Bayang Arjun kembali kepada Saka. Dia memanggil nama Saka dan menemukan Saka yang meringkuk sambil menangis di sudut tangga. Kaki Saka terluka, dia terjatuh saat ingin menuruni anak tangga setelah mendengar panggilannya dari pintu depan. Saka memeluknya dengan linangan air mata. Saat itu dia, berjanji akan menjaga Saka. Dia berjanji tak akan takut apa pun termasuk kegelapan.
"Arjun, kok diam? Kok kamu nggak ngejawab aku?"
"Ngg ... Apa?"
"Aku tanya kamu: kalau kamu apa yang kamu takuti?"
"Kehilangan orang-orang yang aku sayangi."
"Kehilangan aku maksudnya?" Suheni terkekeh kecil. "Kamu romantis abis ihh. Beneran kamu belum pernah pacaran? Atau jangan-jangan mantan kamu dimana-mana. Nggak yakin aku cowok seperti kamu nggak pernah pacaran."
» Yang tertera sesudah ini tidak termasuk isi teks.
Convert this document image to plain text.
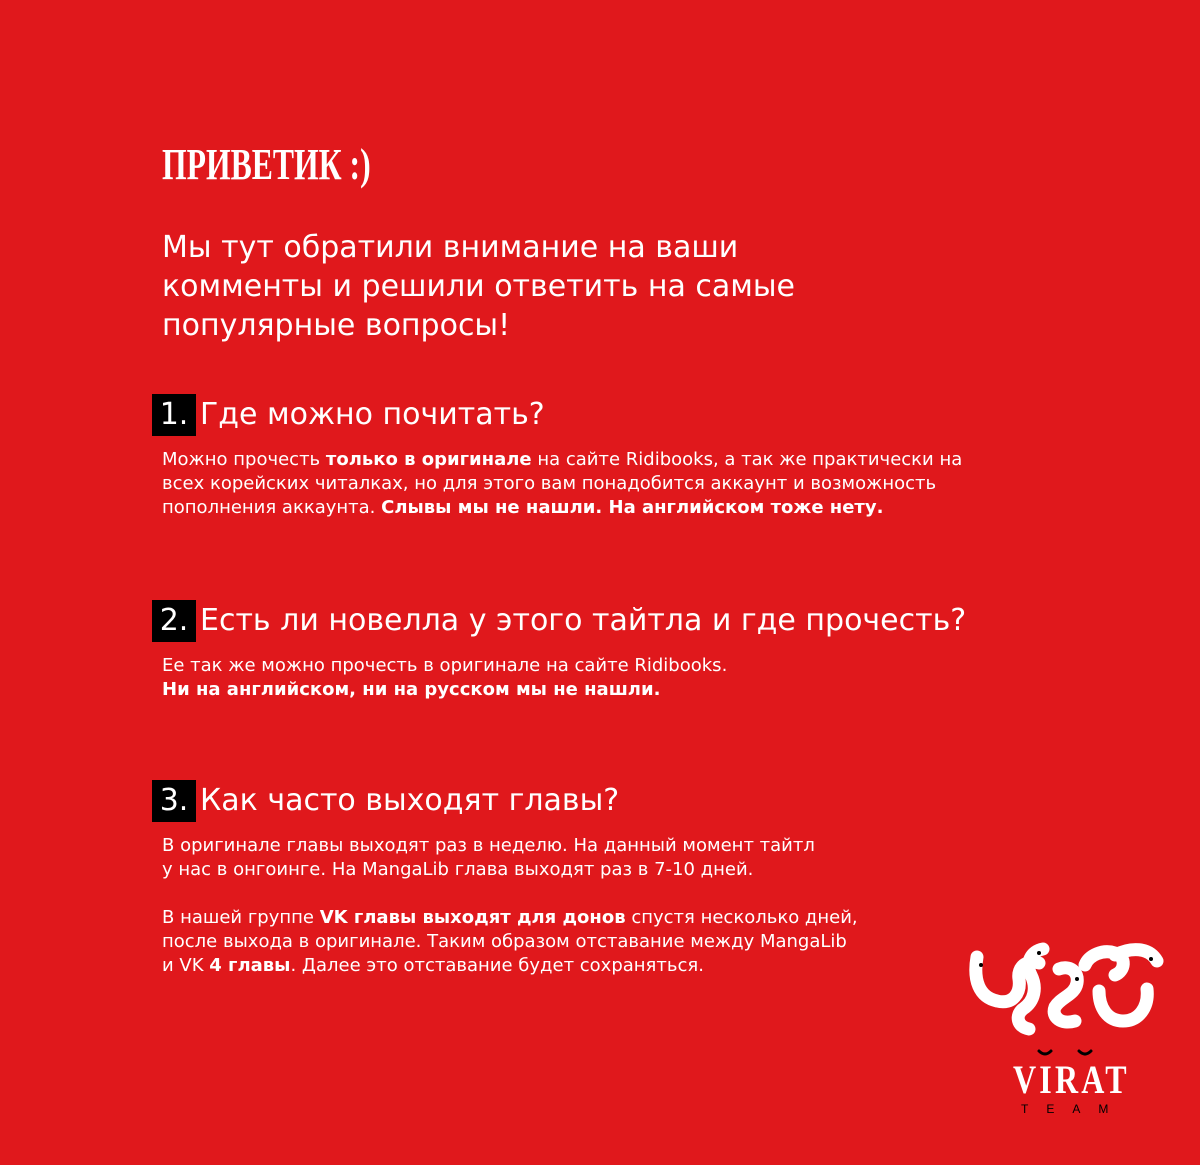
ПРИВЕТИК :)

Мы тут обратили внимание на ваши
комменты и решили ответить на самые
популярные вопросы!

1. Где можно почитать?
Можно прочесть только в оригинале на сайте Ridibooks, а так же практически на
всех корейских читалках, но для этого вам понадобится аккаунт и возможность
пополнения аккаунта. Слывы мы не нашли. На английском тоже нету.
2. Есть ли новелла у этого тайтла и где прочесть?
Ее так же можно прочесть в оригинале на сайте Ridibooks.
Ни на английском, ни на русском мы не нашли.
3. Как часто выходят главы?
В оригинале главы выходят раз в неделю. На данный момент тайтл
у нас в онгоинге. На MangaLib глава выходят раз в 7-10 дней.

В нашей группе VK главы выходят для донов спустя несколько дней,
после выхода в оригинале. Таким образом отставание между MangaLib
и VK 4 главы. Далее это отставание будет сохраняться.

VIRAT

TEAM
"Beneran. Kamu pacar pertama aku." Arjun menatap cahaya di depan rumah Saka. Dua mobil berhenti di sana.
Kekehan Suheni terdengar lagi. Gadis itu benar-benar bahagia. "Arjun, lo emang bukan yang pertama buat gue, tapi gue janji gue akan perjuangin cinta kita. Gue nggak akan pernah ninggalin elo."
***
"Parah lo, Ka. Kalau bawa mobil pastiin dulu dong semua oke. Jangan rajanya mogok lo bawa ke kampus. Dah hujan, malam, ngadat lagi ..."
"Mobil Bokap gue nggak pernah ngadat. Baru ngangkut lo aja tiba-tiba ngadat. Keberatan dosa lo," kesal Saka pada Devano yang mengatai mobil papanya raja mogok. Rajanya ngadat itu mobil Arjun, bukan mobil papanya.
Sejenak Saka melirik pada pakaian cowok itu yang memang terlihat basah kuyup sama seperti Alfandy. Keduanya menebeng di mobil Saka saat mereka akan melakukan makan bareng untuk merayakan kemenangan tim basket fakultas hukum di pertandingan siang tadi. Namun mereka bukan hanya berakhir makan, mereka memilih bermain di arena permainan di mall dan terakhir nonton film di bioskop sebelum pulang kemalaman dalam kondisi hujan di luar sana. Lalu dipertengahan jalan usai mengantar Zain, mobilnya mogok. Alfandy mencoba memperbaiki mesin, tapi gagal. Mereka mencoba menstater dan membantu menghidupkan mobil dengan dorongan hingga untuk meringankan beban isi mobil, Devano terpaksa ikutan mendorong mobil dan Saka memegang stir.
Akhirnya mereka harus menelpon Vano untuk membantu mereka menarik mobil Saka dengan mobil Vano. Seperti itulah mereka tiba di rumah Saka, tentunya setelah mengantar Irene ke kosannya.
"Enak aja lo bilang gue keberatan dosa."
"Rumah lo gelap banget, Ka."
"Bukain pintunya cepat, Ka. Perut gue mules, nih," Alfandy mengaduh sambil memegangi perutnya. Saka buru-buru membuka pintu dengan bantuan pencahayaan dari ponsel Vano. Pintu terbuka dan Alfandy berlari ngacir masuk.
"Tunggu gue. Jangan pulang sebelum gue selesai melapor!" Pekiknya. Itu bahasa sopan sekali dari Alfandy yang memperlakukan toilet seperti kantor polisi. Mau melapor apa coba dia sama kakus?
"Nggak ada orang di rumah. Gue tinggal sendiri sekarang." Saka mengajak teman-temannga memasuki rumahnya.